Gary Rosenblatt’s column last week focused on the disturbing effort by the Israeli Chief Rabbinate to monopolize and centralize its power, and the passive response of its partner in North America, the Rabbinical Council of America (RCA), with more than 1,000 member Orthodox rabbis (“Time To Stand Up To The Chief Rabbis,” Jan. 10).

The RCA has yet to speak out publicly on behalf of members in good standing who have been, in effect, disqualified by the Chief Rabbinate for no known cause. The Chief Rabbinate acknowledged that it has no formal procedure for checking the credentials of its diaspora colleagues so it relies on the advice of a few trusted colleagues here. Yet the RCA has not protested this amateur and ethically offensive “system” or stood up for its fellow members, presumably for fear of offending the chief rabbis and losing whatever remaining clout the organization has in their eyes. Ironically, the RCA is virtually the only religious body that still cares, given the Chief Rabbinate’s downward spiral toward irrelevance, driven by its narrow, fundamentalist impulses.

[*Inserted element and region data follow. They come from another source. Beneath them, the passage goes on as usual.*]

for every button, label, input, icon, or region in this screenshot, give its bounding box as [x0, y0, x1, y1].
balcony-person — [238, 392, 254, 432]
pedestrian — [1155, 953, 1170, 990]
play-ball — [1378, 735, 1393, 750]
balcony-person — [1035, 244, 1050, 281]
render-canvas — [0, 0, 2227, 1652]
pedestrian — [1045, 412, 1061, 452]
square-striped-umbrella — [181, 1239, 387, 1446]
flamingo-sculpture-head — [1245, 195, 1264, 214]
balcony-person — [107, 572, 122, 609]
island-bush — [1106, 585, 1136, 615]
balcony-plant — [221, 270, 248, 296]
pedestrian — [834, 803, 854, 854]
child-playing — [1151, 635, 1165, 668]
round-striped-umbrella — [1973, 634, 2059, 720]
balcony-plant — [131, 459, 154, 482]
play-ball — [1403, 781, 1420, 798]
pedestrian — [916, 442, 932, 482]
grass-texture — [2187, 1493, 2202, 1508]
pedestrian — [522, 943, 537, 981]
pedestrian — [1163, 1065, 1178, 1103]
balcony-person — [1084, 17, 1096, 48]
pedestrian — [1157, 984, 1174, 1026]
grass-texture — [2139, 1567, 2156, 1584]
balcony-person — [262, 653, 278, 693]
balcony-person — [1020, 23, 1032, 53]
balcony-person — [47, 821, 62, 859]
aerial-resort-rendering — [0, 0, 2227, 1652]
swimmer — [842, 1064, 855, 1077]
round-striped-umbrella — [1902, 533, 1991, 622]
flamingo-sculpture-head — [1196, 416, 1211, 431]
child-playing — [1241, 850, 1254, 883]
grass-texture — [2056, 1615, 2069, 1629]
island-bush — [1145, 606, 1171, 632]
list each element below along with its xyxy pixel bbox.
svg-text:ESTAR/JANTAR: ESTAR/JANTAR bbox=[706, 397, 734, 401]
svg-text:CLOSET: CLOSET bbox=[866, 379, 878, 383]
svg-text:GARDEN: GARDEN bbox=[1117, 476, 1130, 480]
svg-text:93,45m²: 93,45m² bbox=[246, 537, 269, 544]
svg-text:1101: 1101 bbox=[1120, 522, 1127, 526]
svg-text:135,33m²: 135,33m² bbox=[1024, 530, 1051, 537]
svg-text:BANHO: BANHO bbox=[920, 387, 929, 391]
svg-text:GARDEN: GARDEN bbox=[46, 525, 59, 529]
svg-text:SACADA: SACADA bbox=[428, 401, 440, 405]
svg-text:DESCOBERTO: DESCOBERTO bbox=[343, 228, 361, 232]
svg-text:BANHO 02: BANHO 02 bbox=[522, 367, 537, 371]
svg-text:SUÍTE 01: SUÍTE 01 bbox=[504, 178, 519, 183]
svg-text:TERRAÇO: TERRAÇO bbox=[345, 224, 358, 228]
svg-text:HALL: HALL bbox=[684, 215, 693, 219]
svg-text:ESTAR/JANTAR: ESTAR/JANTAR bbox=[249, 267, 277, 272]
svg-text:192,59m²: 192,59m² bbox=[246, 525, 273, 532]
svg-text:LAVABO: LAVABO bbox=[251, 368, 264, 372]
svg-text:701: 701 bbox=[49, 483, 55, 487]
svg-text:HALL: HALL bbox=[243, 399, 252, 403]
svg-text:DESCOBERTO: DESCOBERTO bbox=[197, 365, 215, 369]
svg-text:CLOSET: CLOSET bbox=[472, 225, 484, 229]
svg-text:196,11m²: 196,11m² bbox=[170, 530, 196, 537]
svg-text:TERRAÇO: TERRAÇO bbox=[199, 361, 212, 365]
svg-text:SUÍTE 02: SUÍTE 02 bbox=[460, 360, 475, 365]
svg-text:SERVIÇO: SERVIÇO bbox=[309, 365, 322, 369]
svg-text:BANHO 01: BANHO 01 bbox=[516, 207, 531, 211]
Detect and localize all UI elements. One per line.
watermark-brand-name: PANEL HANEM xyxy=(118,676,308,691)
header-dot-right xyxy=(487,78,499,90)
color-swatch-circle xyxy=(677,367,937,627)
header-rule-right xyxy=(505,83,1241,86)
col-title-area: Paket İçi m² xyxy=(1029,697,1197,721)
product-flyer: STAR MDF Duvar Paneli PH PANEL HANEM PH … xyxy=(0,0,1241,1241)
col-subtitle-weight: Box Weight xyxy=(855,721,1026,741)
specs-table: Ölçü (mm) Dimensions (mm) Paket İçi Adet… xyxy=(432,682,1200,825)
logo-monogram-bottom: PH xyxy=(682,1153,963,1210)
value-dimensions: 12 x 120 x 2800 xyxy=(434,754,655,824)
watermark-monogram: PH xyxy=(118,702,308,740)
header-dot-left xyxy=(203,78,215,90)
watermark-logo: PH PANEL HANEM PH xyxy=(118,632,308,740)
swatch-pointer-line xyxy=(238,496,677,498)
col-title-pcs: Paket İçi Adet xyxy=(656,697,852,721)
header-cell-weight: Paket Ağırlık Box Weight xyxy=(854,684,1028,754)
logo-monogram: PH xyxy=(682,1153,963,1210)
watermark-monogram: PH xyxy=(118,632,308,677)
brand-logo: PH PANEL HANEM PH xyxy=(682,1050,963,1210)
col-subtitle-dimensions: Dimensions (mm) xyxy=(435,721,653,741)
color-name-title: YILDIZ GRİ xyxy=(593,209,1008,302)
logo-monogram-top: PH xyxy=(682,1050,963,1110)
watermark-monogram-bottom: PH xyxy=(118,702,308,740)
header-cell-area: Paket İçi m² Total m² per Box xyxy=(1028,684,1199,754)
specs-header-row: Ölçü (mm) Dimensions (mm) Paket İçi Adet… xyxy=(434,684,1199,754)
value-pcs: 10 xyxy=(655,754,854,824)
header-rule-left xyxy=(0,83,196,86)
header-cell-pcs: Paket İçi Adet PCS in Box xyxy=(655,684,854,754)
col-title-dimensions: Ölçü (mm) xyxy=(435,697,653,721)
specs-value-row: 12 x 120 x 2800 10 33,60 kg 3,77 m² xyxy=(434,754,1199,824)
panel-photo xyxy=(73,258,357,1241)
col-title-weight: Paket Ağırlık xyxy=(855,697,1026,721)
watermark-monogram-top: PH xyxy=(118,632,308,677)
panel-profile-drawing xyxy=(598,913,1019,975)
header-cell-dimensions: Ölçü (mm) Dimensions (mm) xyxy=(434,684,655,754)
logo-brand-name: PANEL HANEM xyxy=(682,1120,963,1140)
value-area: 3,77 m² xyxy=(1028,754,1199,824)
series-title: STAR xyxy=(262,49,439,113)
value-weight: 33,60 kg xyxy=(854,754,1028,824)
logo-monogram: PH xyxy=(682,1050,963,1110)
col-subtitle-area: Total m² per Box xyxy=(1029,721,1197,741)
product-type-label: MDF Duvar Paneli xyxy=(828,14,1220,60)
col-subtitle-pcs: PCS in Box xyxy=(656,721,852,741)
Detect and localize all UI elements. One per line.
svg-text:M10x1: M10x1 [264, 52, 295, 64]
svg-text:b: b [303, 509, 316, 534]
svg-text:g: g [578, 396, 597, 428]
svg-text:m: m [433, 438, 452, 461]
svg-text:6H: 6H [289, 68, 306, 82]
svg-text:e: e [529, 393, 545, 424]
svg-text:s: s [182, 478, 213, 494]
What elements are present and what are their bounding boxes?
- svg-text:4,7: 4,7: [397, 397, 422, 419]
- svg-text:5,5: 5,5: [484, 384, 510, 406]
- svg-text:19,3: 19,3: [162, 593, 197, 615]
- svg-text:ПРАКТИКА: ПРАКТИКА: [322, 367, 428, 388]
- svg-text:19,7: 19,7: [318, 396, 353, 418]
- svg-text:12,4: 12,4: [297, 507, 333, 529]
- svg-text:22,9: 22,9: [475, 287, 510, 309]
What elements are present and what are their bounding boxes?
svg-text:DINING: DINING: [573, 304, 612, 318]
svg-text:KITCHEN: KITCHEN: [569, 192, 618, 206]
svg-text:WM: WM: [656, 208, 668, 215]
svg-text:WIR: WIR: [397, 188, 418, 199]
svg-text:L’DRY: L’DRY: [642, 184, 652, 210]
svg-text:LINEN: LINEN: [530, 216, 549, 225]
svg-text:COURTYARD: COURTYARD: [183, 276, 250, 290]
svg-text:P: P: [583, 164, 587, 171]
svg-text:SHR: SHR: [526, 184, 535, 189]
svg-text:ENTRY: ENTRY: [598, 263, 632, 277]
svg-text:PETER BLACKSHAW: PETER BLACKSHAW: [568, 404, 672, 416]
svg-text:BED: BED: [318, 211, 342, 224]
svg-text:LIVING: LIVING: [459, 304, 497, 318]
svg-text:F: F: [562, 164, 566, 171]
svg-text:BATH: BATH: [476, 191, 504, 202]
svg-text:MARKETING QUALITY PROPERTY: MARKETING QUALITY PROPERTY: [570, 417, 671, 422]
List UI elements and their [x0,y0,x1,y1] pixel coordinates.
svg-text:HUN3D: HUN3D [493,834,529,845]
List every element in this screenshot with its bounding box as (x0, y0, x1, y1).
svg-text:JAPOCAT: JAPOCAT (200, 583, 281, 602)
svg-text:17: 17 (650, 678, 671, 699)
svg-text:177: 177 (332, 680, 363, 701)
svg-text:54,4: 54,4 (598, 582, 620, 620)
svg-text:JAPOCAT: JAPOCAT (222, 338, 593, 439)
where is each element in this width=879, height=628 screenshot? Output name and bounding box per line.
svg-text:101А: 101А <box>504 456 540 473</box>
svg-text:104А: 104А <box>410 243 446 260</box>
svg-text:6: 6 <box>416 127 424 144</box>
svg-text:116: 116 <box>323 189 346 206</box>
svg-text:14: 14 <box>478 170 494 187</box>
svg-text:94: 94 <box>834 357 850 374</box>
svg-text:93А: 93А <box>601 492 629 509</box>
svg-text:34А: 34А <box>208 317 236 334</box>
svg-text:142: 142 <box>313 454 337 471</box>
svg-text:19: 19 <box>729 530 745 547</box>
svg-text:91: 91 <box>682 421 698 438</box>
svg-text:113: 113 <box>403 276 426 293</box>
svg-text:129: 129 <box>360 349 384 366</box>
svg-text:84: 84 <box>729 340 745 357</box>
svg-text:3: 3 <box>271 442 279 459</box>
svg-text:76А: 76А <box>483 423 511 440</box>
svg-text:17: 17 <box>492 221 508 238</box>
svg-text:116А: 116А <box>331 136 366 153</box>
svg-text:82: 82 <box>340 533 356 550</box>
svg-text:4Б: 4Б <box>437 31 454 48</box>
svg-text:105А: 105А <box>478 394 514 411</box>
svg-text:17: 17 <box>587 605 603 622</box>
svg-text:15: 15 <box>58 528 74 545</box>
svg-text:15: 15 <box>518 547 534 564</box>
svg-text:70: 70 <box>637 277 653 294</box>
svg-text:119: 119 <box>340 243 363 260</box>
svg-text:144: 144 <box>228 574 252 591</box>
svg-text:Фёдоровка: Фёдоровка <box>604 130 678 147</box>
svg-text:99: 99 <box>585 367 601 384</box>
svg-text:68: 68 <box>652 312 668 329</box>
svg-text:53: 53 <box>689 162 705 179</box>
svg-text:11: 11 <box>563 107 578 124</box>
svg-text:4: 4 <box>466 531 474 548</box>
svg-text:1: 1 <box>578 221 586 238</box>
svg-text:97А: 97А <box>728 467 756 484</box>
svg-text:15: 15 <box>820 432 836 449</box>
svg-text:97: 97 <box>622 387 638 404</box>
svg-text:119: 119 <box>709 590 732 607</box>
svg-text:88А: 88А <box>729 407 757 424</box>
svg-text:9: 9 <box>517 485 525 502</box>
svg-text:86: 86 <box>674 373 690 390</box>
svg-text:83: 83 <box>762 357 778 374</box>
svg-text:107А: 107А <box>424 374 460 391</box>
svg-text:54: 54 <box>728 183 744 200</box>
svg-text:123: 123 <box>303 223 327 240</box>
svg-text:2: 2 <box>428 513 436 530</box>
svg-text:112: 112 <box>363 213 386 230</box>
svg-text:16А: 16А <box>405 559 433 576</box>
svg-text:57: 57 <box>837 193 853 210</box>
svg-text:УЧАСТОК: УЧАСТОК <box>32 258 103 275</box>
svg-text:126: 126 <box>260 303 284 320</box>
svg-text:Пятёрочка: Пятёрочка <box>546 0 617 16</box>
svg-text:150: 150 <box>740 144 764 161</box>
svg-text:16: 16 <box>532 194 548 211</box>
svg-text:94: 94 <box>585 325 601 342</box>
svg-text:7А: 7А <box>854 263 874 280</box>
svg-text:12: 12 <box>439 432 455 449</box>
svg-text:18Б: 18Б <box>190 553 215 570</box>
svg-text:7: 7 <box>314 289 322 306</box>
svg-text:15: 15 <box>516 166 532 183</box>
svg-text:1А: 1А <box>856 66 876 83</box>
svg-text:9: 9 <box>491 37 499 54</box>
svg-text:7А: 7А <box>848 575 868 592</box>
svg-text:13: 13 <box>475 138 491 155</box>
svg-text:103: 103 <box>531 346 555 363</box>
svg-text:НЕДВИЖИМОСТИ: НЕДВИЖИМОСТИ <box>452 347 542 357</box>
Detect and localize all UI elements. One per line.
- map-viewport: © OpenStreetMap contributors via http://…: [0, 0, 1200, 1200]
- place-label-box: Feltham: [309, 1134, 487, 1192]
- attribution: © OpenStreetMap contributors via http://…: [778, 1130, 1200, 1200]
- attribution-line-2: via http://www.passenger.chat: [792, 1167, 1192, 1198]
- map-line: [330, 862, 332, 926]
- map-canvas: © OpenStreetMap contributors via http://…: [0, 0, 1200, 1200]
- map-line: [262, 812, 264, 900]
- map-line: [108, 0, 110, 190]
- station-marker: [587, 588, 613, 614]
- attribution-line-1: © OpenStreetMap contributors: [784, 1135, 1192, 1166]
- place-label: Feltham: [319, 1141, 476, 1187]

While Rosenblatt set his sights on this friction within the Orthodox community, between rabbinic partners in Israel and North America, it should be noted and emphasized that rabbis outside of the Orthodox community — indeed the majority of rabbis in North America — have known what it is like to be marginalized, ignored by the Chief Rabbinate, and worse, for far too long. Throughout the Conservative, Reform and Reconstructionist communities, on reading that Rabbi Avi Weiss, a leader of the Modern Orthodox community for decades, was deemed unworthy to attest to the Jewishness of a congregant, the reaction surely was “welcome to the club, Rabbi Weiss.”

That’s how Rabbi Ammiel Hirsch, senior rabbi of the (Reform) Stephen Wise Free Synagogue, put it this week (see Letters to the Editor). Similarly, Rabbi Gerald Skolnik, president of the (Conservative) Rabbinical Assembly, pointed out that “the chief rabbis are treating Orthodox rabbis the way they have been treating non-Orthodox rabbis for ever and ever,” with a lack of respect and an air of illegitimacy.

There is a lesson here for American rabbis who have been long and sometimes bitterly divided by denominations. Even when they can’t agree on the nature of halacha and its process, they can join in protesting the arrogance and intolerance of a Chief Rabbinate that does harm to all of them, and their constituencies, and deserves to be scrutinized, chastised and revised. How sad that a body created to preserve and expand Jewish tradition has had the opposite effect on Jews in Israel and throughout the diaspora.